Creepy Doomsday Prepping Magazine From The 1980’s
Called Protect & Survive Monthly or “PSM”,
it aimed to teach people
how to survive the almost unthinkable
– nuclear war.
In the 1980s, you could buy a creepy doomsday prepping magazine offering detailed advice about how to prepare for nuclear war – it makes for timely, fascinating and occasionally morbid reading.
If you were to browse a British newsstand in the early 1980s, you might have discovered a rather unusual magazine.
Called Protect & Survive Monthly or “PSM”, it aimed to teach people how to survive the almost unthinkable – nuclear war.
“How many citizens would know what to do to protect their own lives and loved ones?,” wrote editor Colin Bruce Sibley in the maiden issue. And how many, he asked, would look dumbfounded to the skies, “waiting for a ‘convenient’ bomb to explode above their head and blast them into eternity?”
PSM’s name referenced a contemporaneous, but unconnected, government information campaign (Protect and Survive) to teach British citizens the basics of survival during nuclear Armageddon. The pamphlets and videos distributed by authorities are famous – but the similarly titled independent magazine has faded into obscurity.
In light of the nuclear threats coming out of the US and North Korea in recent weeks, reading the creepy doomsday prepping magazine in 2017 is an intriguing but chilling experience, including topics such as nuclear shelter construction, the burial of loved ones, cannibalism, and even the difficulties of dealing with packs of wild rats.
flip through of creepy doomsday prepping magazine
how prepared are we for the impact of nuclear war?
The monster atomic bomb that was too big to use
The secret nuclear bunker built as the UK’s last hope
Those who produced PSM, and those who read it, were part of a survivalist movement that advocated “civil defense”. During the early 1980s, tensions between countries armed with nuclear weapons – particularly the United States and the Soviet Union – were extremely high.

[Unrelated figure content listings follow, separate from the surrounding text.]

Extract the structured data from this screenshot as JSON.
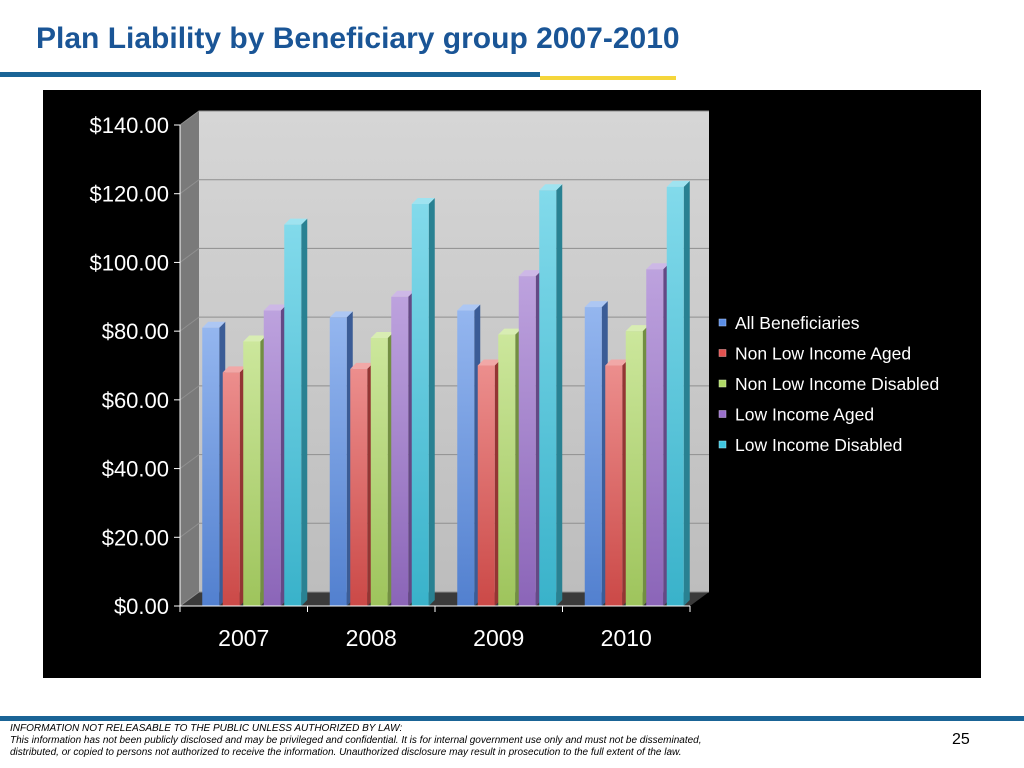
{
  "slide": {
    "title": "Plan Liability by Beneficiary group 2007-2010",
    "page_number": "25",
    "footer": {
      "line1": "INFORMATION NOT RELEASABLE TO THE PUBLIC UNLESS AUTHORIZED BY LAW:",
      "line2": "This information has not been publicly disclosed and may be privileged and confidential.  It is for internal government use only and must not be disseminated,",
      "line3": "distributed, or copied to persons not authorized to receive the information.  Unauthorized disclosure may result in prosecution to the full extent of the law."
    }
  },
  "colors": {
    "title": "#1a5596",
    "rule_blue": "#1a6496",
    "rule_yellow": "#f5d63b",
    "panel_background": "#000000",
    "plot_background": "#c8c8c8"
  },
  "chart_data": {
    "type": "bar",
    "style": "3d-clustered-column",
    "title": "",
    "xlabel": "",
    "ylabel": "",
    "categories": [
      "2007",
      "2008",
      "2009",
      "2010"
    ],
    "ylim": [
      0,
      140
    ],
    "yticks": [
      0,
      20,
      40,
      60,
      80,
      100,
      120,
      140
    ],
    "ytick_labels": [
      "$0.00",
      "$20.00",
      "$40.00",
      "$60.00",
      "$80.00",
      "$100.00",
      "$120.00",
      "$140.00"
    ],
    "grid": true,
    "legend_position": "right",
    "series": [
      {
        "name": "All Beneficiaries",
        "values": [
          81,
          84,
          86,
          87
        ],
        "color": "#5b8ee6"
      },
      {
        "name": "Non Low Income Aged",
        "values": [
          68,
          69,
          70,
          70
        ],
        "color": "#e2514f"
      },
      {
        "name": "Non Low Income Disabled",
        "values": [
          77,
          78,
          79,
          80
        ],
        "color": "#b0da66"
      },
      {
        "name": "Low Income Aged",
        "values": [
          86,
          90,
          96,
          98
        ],
        "color": "#9a70cc"
      },
      {
        "name": "Low Income Disabled",
        "values": [
          111,
          117,
          121,
          122
        ],
        "color": "#3fc6e0"
      }
    ]
  }
}
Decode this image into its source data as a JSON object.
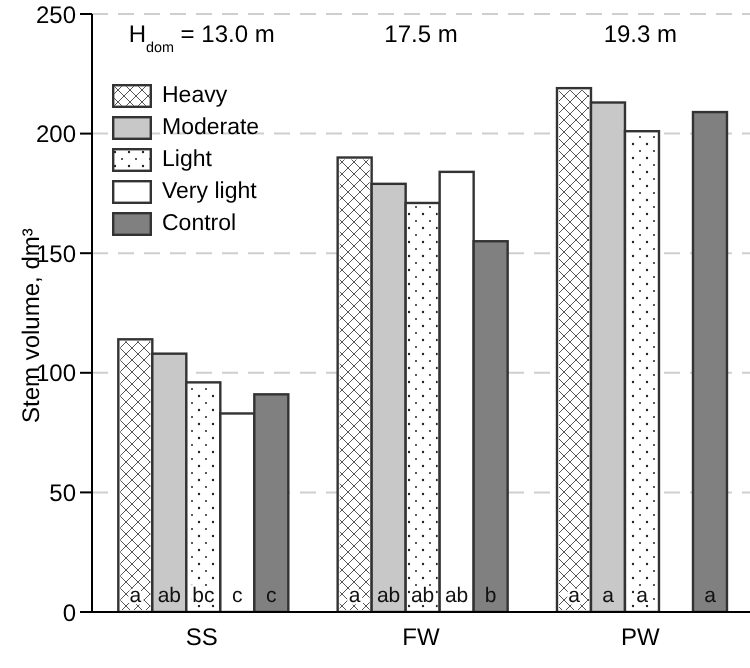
{
  "chart_data": {
    "type": "bar",
    "ylabel": "Stem volume, dm³",
    "categories": [
      "SS",
      "FW",
      "PW"
    ],
    "series": [
      {
        "name": "Heavy",
        "color": "#ffffff",
        "values": [
          114,
          190,
          219
        ],
        "value_labels": [
          "a",
          "a",
          "a"
        ]
      },
      {
        "name": "Moderate",
        "color": "#c8c8c8",
        "values": [
          108,
          179,
          213
        ],
        "value_labels": [
          "ab",
          "ab",
          "a"
        ]
      },
      {
        "name": "Light",
        "color": "#ffffff",
        "values": [
          96,
          171,
          201
        ],
        "value_labels": [
          "bc",
          "ab",
          "a"
        ]
      },
      {
        "name": "Very light",
        "color": "#ffffff",
        "values": [
          83,
          184,
          null
        ],
        "value_labels": [
          "c",
          "ab",
          null
        ]
      },
      {
        "name": "Control",
        "color": "#808080",
        "values": [
          91,
          155,
          209
        ],
        "value_labels": [
          "c",
          "b",
          "a"
        ]
      }
    ],
    "ylim": [
      0,
      250
    ],
    "yticks": [
      0,
      50,
      100,
      150,
      200,
      250
    ],
    "grid": "y",
    "legend": "top left",
    "annotations": [
      "H$_{dom}$ = 13.0 m",
      "17.5 m",
      "19.3 m"
    ]
  }
}
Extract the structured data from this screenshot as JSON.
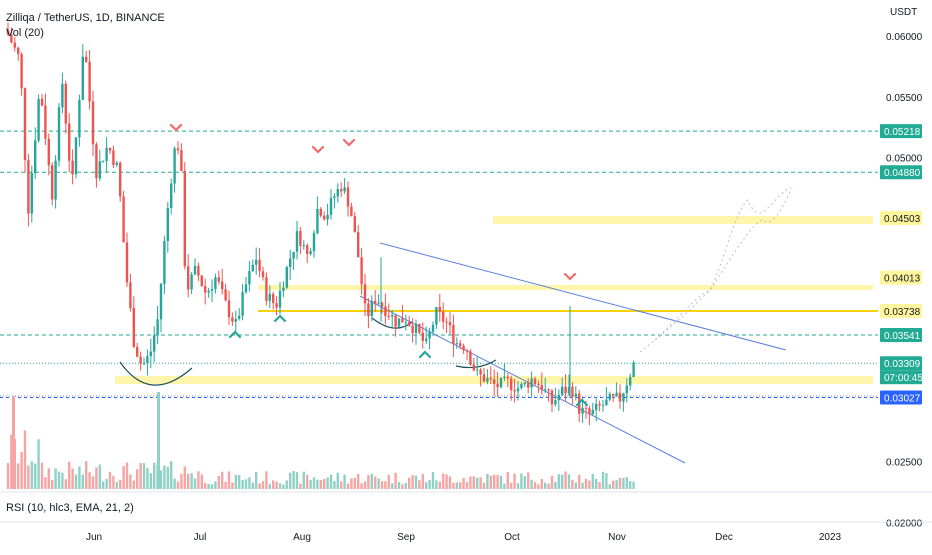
{
  "header": {
    "title": "Zilliqa / TetherUS, 1D, BINANCE",
    "volume_indicator": "Vol (20)",
    "rsi_indicator": "RSI (10, hlc3, EMA, 21, 2)"
  },
  "chart_data": {
    "type": "candlestick",
    "currency_label": "USDT",
    "y_axis_ticks": [
      "0.06000",
      "0.05500",
      "0.05000",
      "0.04500",
      "0.04000",
      "0.02500",
      "0.02000"
    ],
    "y_tick_values": [
      0.06,
      0.055,
      0.05,
      0.045,
      0.04,
      0.025,
      0.02
    ],
    "x_axis_labels": [
      "Jun",
      "Jul",
      "Aug",
      "Sep",
      "Oct",
      "Nov",
      "Dec",
      "2023"
    ],
    "price_labels": [
      {
        "text": "0.05218",
        "value": 0.05218,
        "color": "#22ab94",
        "line": "dashed"
      },
      {
        "text": "0.04880",
        "value": 0.0488,
        "color": "#22ab94",
        "line": "dashed"
      },
      {
        "text": "0.04503",
        "value": 0.04503,
        "color": "#fff59d",
        "line": "none"
      },
      {
        "text": "0.04013",
        "value": 0.04013,
        "color": "#fff59d",
        "line": "none"
      },
      {
        "text": "0.03738",
        "value": 0.03738,
        "color": "#fff59d",
        "line": "solid-yellow"
      },
      {
        "text": "0.03541",
        "value": 0.03541,
        "color": "#22ab94",
        "line": "dashed"
      },
      {
        "text": "0.03309",
        "value": 0.03309,
        "color": "#22ab94",
        "line": "dotted"
      },
      {
        "text": "0.03027",
        "value": 0.03027,
        "color": "#2962ff",
        "line": "dashed-blue"
      }
    ],
    "countdown": "07:00:45",
    "colors": {
      "up": "#26a69a",
      "down": "#ef5350",
      "trendline": "#5b7fde",
      "zone": "#fff59d"
    }
  }
}
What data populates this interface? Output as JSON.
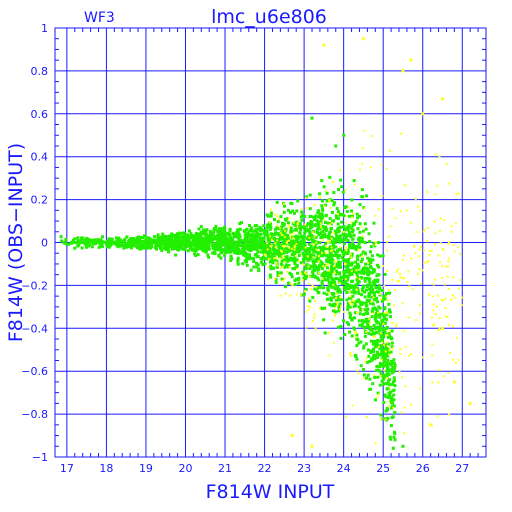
{
  "chart_data": {
    "type": "scatter",
    "chip_label": "WF3",
    "title": "lmc_u6e806",
    "xlabel": "F814W INPUT",
    "ylabel": "F814W (OBS−INPUT)",
    "xlim": [
      16.7,
      27.6
    ],
    "ylim": [
      -1,
      1
    ],
    "x_ticks": [
      17,
      18,
      19,
      20,
      21,
      22,
      23,
      24,
      25,
      26,
      27
    ],
    "y_ticks": [
      -1,
      -0.8,
      -0.6,
      -0.4,
      -0.2,
      0,
      0.2,
      0.4,
      0.6,
      0.8,
      1
    ],
    "x_tick_labels": [
      "17",
      "18",
      "19",
      "20",
      "21",
      "22",
      "23",
      "24",
      "25",
      "26",
      "27"
    ],
    "y_tick_labels": [
      "−1",
      "−0.8",
      "−0.6",
      "−0.4",
      "−0.2",
      "0",
      "0.2",
      "0.4",
      "0.6",
      "0.8",
      "1"
    ],
    "grid": true,
    "colors": {
      "axes": "#1a1aff",
      "grid": "#1a1aff",
      "recovered": "#22ee00",
      "other": "#ffff22"
    },
    "series": [
      {
        "color_key": "recovered",
        "envelope": [
          {
            "x": 16.8,
            "center": 0.0,
            "spread": 0.02
          },
          {
            "x": 18.0,
            "center": 0.0,
            "spread": 0.02
          },
          {
            "x": 19.0,
            "center": 0.0,
            "spread": 0.025
          },
          {
            "x": 20.0,
            "center": 0.0,
            "spread": 0.04
          },
          {
            "x": 21.0,
            "center": 0.0,
            "spread": 0.06
          },
          {
            "x": 22.0,
            "center": -0.01,
            "spread": 0.1
          },
          {
            "x": 23.0,
            "center": -0.02,
            "spread": 0.18
          },
          {
            "x": 23.5,
            "center": -0.04,
            "spread": 0.24
          },
          {
            "x": 24.0,
            "center": -0.08,
            "spread": 0.3
          },
          {
            "x": 24.5,
            "center": -0.2,
            "spread": 0.32
          },
          {
            "x": 25.0,
            "center": -0.45,
            "spread": 0.3
          },
          {
            "x": 25.3,
            "center": -0.7,
            "spread": 0.25
          }
        ],
        "outliers": [
          [
            23.2,
            0.58
          ],
          [
            24.0,
            0.5
          ],
          [
            23.8,
            0.45
          ],
          [
            25.3,
            -0.92
          ],
          [
            25.5,
            -0.95
          ]
        ]
      },
      {
        "color_key": "other",
        "envelope": [
          {
            "x": 22.0,
            "center": -0.05,
            "spread": 0.15
          },
          {
            "x": 23.0,
            "center": -0.05,
            "spread": 0.25
          },
          {
            "x": 24.0,
            "center": -0.1,
            "spread": 0.45
          },
          {
            "x": 25.0,
            "center": -0.3,
            "spread": 0.6
          },
          {
            "x": 26.0,
            "center": -0.2,
            "spread": 0.6
          },
          {
            "x": 27.0,
            "center": -0.3,
            "spread": 0.5
          }
        ],
        "outliers": [
          [
            23.5,
            0.92
          ],
          [
            24.5,
            0.95
          ],
          [
            25.7,
            0.85
          ],
          [
            25.5,
            0.8
          ],
          [
            26.5,
            0.67
          ],
          [
            26.8,
            -0.65
          ],
          [
            27.2,
            -0.75
          ],
          [
            26.2,
            -0.85
          ],
          [
            23.2,
            -0.95
          ],
          [
            22.7,
            -0.9
          ],
          [
            24.3,
            -0.42
          ],
          [
            26.5,
            -0.4
          ],
          [
            26.0,
            0.6
          ]
        ]
      }
    ]
  }
}
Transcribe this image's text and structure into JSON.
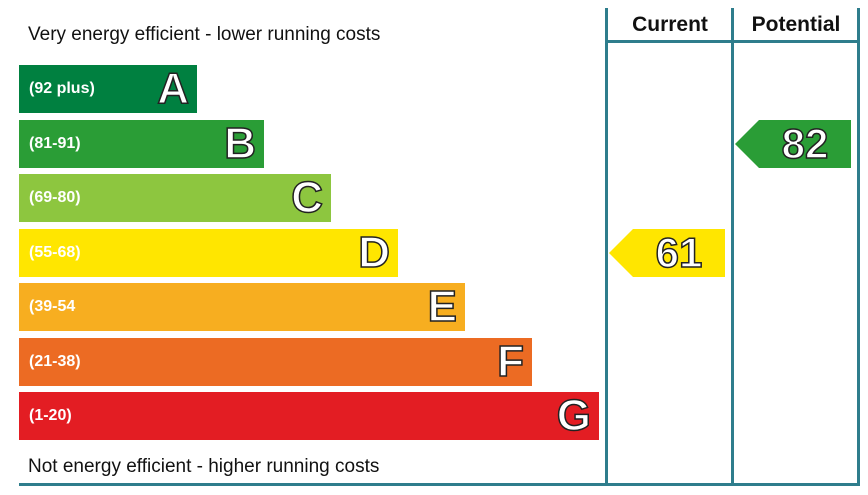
{
  "chart_data": {
    "type": "bar",
    "header": {
      "top_caption": "Very energy efficient - lower running costs",
      "bottom_caption": "Not energy efficient - higher running costs"
    },
    "columns": [
      "Current",
      "Potential"
    ],
    "bands": [
      {
        "letter": "A",
        "range": "(92 plus)",
        "color": "#008040"
      },
      {
        "letter": "B",
        "range": "(81-91)",
        "color": "#2a9d36"
      },
      {
        "letter": "C",
        "range": "(69-80)",
        "color": "#8dc63f"
      },
      {
        "letter": "D",
        "range": "(55-68)",
        "color": "#ffe600"
      },
      {
        "letter": "E",
        "range": "(39-54",
        "color": "#f7ae20"
      },
      {
        "letter": "F",
        "range": "(21-38)",
        "color": "#ec6b23"
      },
      {
        "letter": "G",
        "range": "(1-20)",
        "color": "#e31d23"
      }
    ],
    "ratings": [
      {
        "column": "Current",
        "value": "61",
        "band": "D",
        "color": "#ffe600"
      },
      {
        "column": "Potential",
        "value": "82",
        "band": "B",
        "color": "#2a9d36"
      }
    ]
  }
}
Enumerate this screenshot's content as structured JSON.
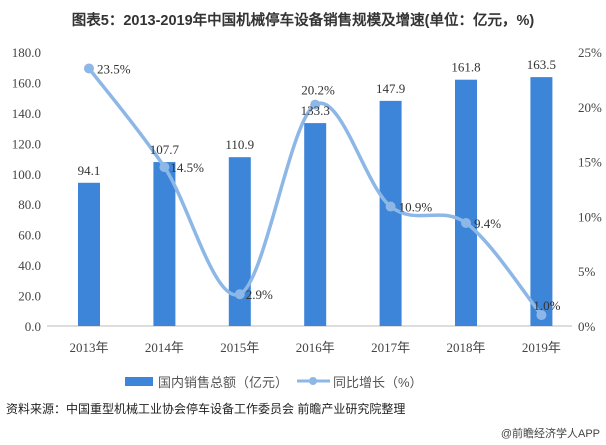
{
  "chart_data": {
    "type": "bar+line",
    "title": "图表5：2013-2019年中国机械停车设备销售规模及增速(单位：亿元，%)",
    "categories": [
      "2013年",
      "2014年",
      "2015年",
      "2016年",
      "2017年",
      "2018年",
      "2019年"
    ],
    "series": [
      {
        "name": "国内销售总额（亿元）",
        "type": "bar",
        "axis": "left",
        "values": [
          94.1,
          107.7,
          110.9,
          133.3,
          147.9,
          161.8,
          163.5
        ],
        "labels": [
          "94.1",
          "107.7",
          "110.9",
          "133.3",
          "147.9",
          "161.8",
          "163.5"
        ],
        "color": "#3d85d8"
      },
      {
        "name": "同比增长（%）",
        "type": "line",
        "axis": "right",
        "smooth": true,
        "values": [
          23.5,
          14.5,
          2.9,
          20.2,
          10.9,
          9.4,
          1.0
        ],
        "labels": [
          "23.5%",
          "14.5%",
          "2.9%",
          "20.2%",
          "10.9%",
          "9.4%",
          "1.0%"
        ],
        "color": "#8db7e6"
      }
    ],
    "y_left": {
      "range": [
        0,
        180
      ],
      "ticks": [
        "0.0",
        "20.0",
        "40.0",
        "60.0",
        "80.0",
        "100.0",
        "120.0",
        "140.0",
        "160.0",
        "180.0"
      ]
    },
    "y_right": {
      "range": [
        0,
        25
      ],
      "ticks": [
        "0%",
        "5%",
        "10%",
        "15%",
        "20%",
        "25%"
      ]
    },
    "grid": false,
    "legend": "bottom"
  },
  "source": "资料来源：中国重型机械工业协会停车设备工作委员会 前瞻产业研究院整理",
  "credit": "@前瞻经济学人APP"
}
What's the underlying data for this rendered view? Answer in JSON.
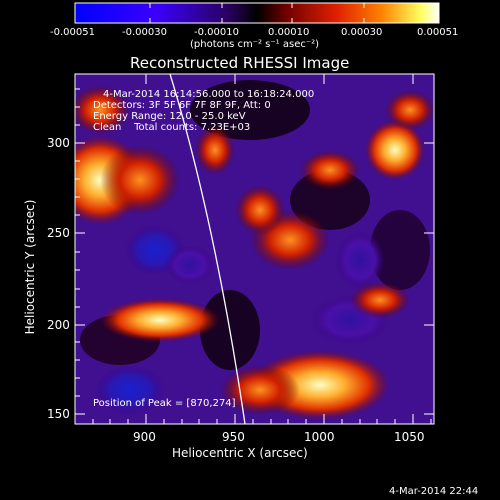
{
  "colorbar": {
    "tick_labels": [
      "-0.00051",
      "-0.00030",
      "-0.00010",
      "0.00010",
      "0.00030",
      "0.00051"
    ],
    "units": "(photons cm⁻² s⁻¹ asec⁻²)",
    "colors": {
      "neg_low": "#0000ff",
      "neg_mid": "#5a00c8",
      "zero": "#000000",
      "pos_low": "#c01000",
      "pos_mid": "#ff5a00",
      "pos_high": "#ffff80",
      "max": "#ffffff"
    }
  },
  "plot": {
    "title": "Reconstructed RHESSI Image",
    "xlabel": "Heliocentric X (arcsec)",
    "ylabel": "Heliocentric Y (arcsec)",
    "x_ticks": [
      "900",
      "950",
      "1000",
      "1050"
    ],
    "y_ticks": [
      "150",
      "200",
      "250",
      "300"
    ]
  },
  "annotations": {
    "time_range": "4-Mar-2014 16:14:56.000 to 16:18:24.000",
    "detectors": "Detectors: 3F 5F 6F 7F 8F 9F, Att: 0",
    "energy": "Energy Range: 12.0 - 25.0 keV",
    "clean": "Clean    Total counts: 7.23E+03",
    "peak": "Position of Peak = [870,274]"
  },
  "footer": {
    "timestamp": "4-Mar-2014 22:44"
  }
}
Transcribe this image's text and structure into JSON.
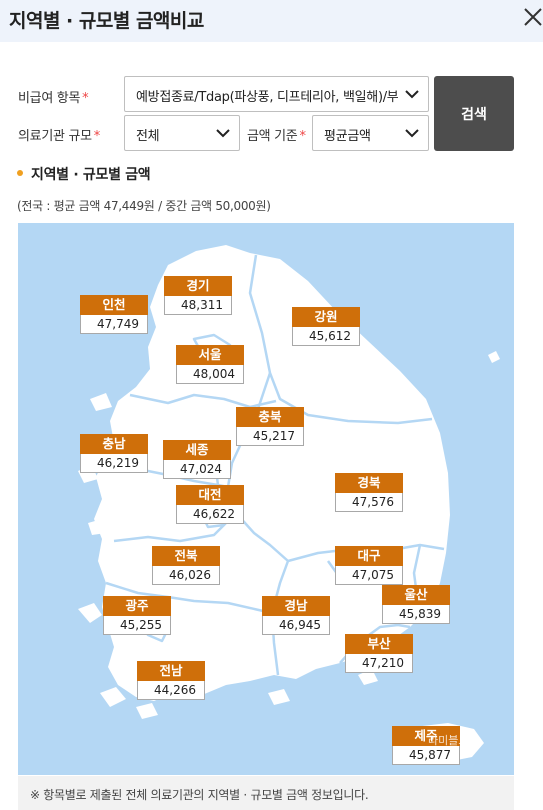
{
  "header": {
    "title": "지역별 · 규모별 금액비교"
  },
  "filters": {
    "item_label": "비급여 항목",
    "item_value": "예방접종료/Tdap(파상풍, 디프테리아, 백일해)/부스터",
    "size_label": "의료기관 규모",
    "size_value": "전체",
    "basis_label": "금액 기준",
    "basis_value": "평균금액",
    "required_mark": "*",
    "search_label": "검색"
  },
  "section": {
    "title": "지역별 · 규모별 금액",
    "summary": "(전국 : 평균 금액 47,449원 / 중간 금액 50,000원)"
  },
  "map": {
    "land_color": "#ffffff",
    "sea_color": "#b4d7f4",
    "badge_color": "#cf6f0a",
    "regions": [
      {
        "name": "경기",
        "amount": "48,311"
      },
      {
        "name": "인천",
        "amount": "47,749"
      },
      {
        "name": "강원",
        "amount": "45,612"
      },
      {
        "name": "서울",
        "amount": "48,004"
      },
      {
        "name": "충북",
        "amount": "45,217"
      },
      {
        "name": "충남",
        "amount": "46,219"
      },
      {
        "name": "세종",
        "amount": "47,024"
      },
      {
        "name": "대전",
        "amount": "46,622"
      },
      {
        "name": "경북",
        "amount": "47,576"
      },
      {
        "name": "전북",
        "amount": "46,026"
      },
      {
        "name": "대구",
        "amount": "47,075"
      },
      {
        "name": "광주",
        "amount": "45,255"
      },
      {
        "name": "경남",
        "amount": "46,945"
      },
      {
        "name": "울산",
        "amount": "45,839"
      },
      {
        "name": "부산",
        "amount": "47,210"
      },
      {
        "name": "전남",
        "amount": "44,266"
      },
      {
        "name": "제주",
        "amount": "45,877"
      }
    ],
    "watermark": "라미블로그"
  },
  "footer": {
    "note": "※ 항목별로 제출된 전체 의료기관의 지역별 · 규모별 금액 정보입니다."
  }
}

The creepy doomsday prepping magazine issues, many of which are retained at the British Library in London, present a very clear picture of what its makers thought the future looked like. A family dressed in protective suits and gas masks, outside an English country house, was featured on the cover of the first edition. A later issue showed a happy mother tending her baby – in a fallout shelter. And another presented huge missiles waiting to be launched somewhere in the middle of decimated nuclear waste. The surroundings are red and black. On the horizon, a mushroom cloud glows.
The sense that nuclear war wasn’t just a possibility, but practically imminent, is everywhere in the magazine. In the conclusion to that first editorial, editor Sibley writes, “if shelters are built now and Civil Defense techniques are learnt thoroughly, the aftermath death toll can be minimized” – as though the bombs were expected any moment.